9 is a little more interesting:

- Code: Select all
`+-------+-------+-------+`

| . . . | . . * | . * . |

| . . . | . . * | . . * |

| . . . | . . . | . . . |

+-------+-------+-------+

| . . . | . * . | . * . |

| . . . | . . . | . . . |

| . . . | . * . | . . * |

+-------+-------+-------+

| . . . | . . . | . . . |

| . . * | * . . | . . . |

| . . * | * . . | . . . |

+-------+-------+-------+

but only B36 are of Type C. Not enough. That leaves candidates 3 and 4.

For candidate 4, the unsolved cells are:

- Code: Select all
`+-------+-------+-------+`

| . . . | . . . | . . . |

| . . . | . . * | . . * |

| . . . | . * . | * . . |

+-------+-------+-------+

| . . . | . . . | * * . |

| . . . | * * . | . . . |

| . . . | . . . | . . . |

+-------+-------+-------+

| . . . | . . . | . . . |

| . . . | * . * | . * . |

| . . . | * . . | . * * |

+-------+-------+-------+

Here is the point! Blocks 2389 are the only ones of Type C for candidate 4. The strong links for a skyscraper or kite must start or end in these blocks! (And, they are there!)

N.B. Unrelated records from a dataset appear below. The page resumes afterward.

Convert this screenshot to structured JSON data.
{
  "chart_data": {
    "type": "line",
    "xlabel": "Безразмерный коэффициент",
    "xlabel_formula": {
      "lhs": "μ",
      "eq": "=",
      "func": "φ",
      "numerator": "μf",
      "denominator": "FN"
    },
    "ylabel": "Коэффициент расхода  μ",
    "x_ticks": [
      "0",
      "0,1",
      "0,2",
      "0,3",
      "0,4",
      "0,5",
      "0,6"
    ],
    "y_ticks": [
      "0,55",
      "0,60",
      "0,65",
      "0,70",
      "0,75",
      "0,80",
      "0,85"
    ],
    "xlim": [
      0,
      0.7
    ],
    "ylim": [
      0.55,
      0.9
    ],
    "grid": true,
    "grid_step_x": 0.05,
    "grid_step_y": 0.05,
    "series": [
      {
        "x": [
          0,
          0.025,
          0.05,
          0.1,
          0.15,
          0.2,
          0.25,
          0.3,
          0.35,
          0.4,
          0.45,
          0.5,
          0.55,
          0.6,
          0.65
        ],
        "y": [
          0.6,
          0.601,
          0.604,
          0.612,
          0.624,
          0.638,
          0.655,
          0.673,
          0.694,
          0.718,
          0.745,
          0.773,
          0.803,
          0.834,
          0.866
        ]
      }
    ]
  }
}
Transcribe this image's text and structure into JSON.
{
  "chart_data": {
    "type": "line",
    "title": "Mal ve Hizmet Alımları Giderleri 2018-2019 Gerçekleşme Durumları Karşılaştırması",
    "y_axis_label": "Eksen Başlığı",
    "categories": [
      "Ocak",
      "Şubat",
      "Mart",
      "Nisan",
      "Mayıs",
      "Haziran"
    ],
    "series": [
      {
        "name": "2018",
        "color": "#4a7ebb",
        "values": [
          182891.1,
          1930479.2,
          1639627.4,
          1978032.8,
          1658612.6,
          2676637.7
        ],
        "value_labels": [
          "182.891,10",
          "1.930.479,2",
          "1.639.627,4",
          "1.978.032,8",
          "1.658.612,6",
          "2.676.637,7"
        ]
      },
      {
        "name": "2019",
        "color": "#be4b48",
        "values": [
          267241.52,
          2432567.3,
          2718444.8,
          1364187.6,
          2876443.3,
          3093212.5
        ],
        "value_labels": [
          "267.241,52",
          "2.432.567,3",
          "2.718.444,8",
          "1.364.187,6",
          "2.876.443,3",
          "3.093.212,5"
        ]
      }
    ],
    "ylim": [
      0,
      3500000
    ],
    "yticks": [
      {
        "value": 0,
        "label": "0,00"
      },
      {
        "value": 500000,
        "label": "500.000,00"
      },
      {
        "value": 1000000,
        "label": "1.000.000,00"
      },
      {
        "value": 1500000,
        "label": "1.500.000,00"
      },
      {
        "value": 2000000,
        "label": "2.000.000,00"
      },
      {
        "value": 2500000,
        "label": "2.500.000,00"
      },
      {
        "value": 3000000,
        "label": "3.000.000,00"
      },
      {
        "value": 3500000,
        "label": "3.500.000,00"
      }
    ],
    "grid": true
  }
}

For the unsolved cells in candidate 3:

- Code: Select all
`+-------+-------+-------+`

| . . . | . . * | . * . |

| . . . | . . . | . . . |

| . . . | . * . | * . . |

+-------+-------+-------+

| . . . | * * . | * * . |

| . . . | . . . | . . . |

| . . . | . * . | . . * |

+-------+-------+-------+

| . . . | . . . | . . . |

| . . . | * . * | . * . |

| . . . | * . . | . * * |

+-------+-------+-------+

All of these blocks are type C and, sure enough, the skyscrapers are lurking!

I use this technique to solve moderately hard puzzles without pencil marks. For any candidate, look for the type C blocks. If there are four, arrayed in a rectangle, look for strong links. If not, move on.

With a little bit of practice, you can do this without pencil marks. If you use pencil marks, this observation on "Type C" blocks will still help you. If you

are a computer programmer, this is probably of no use at all.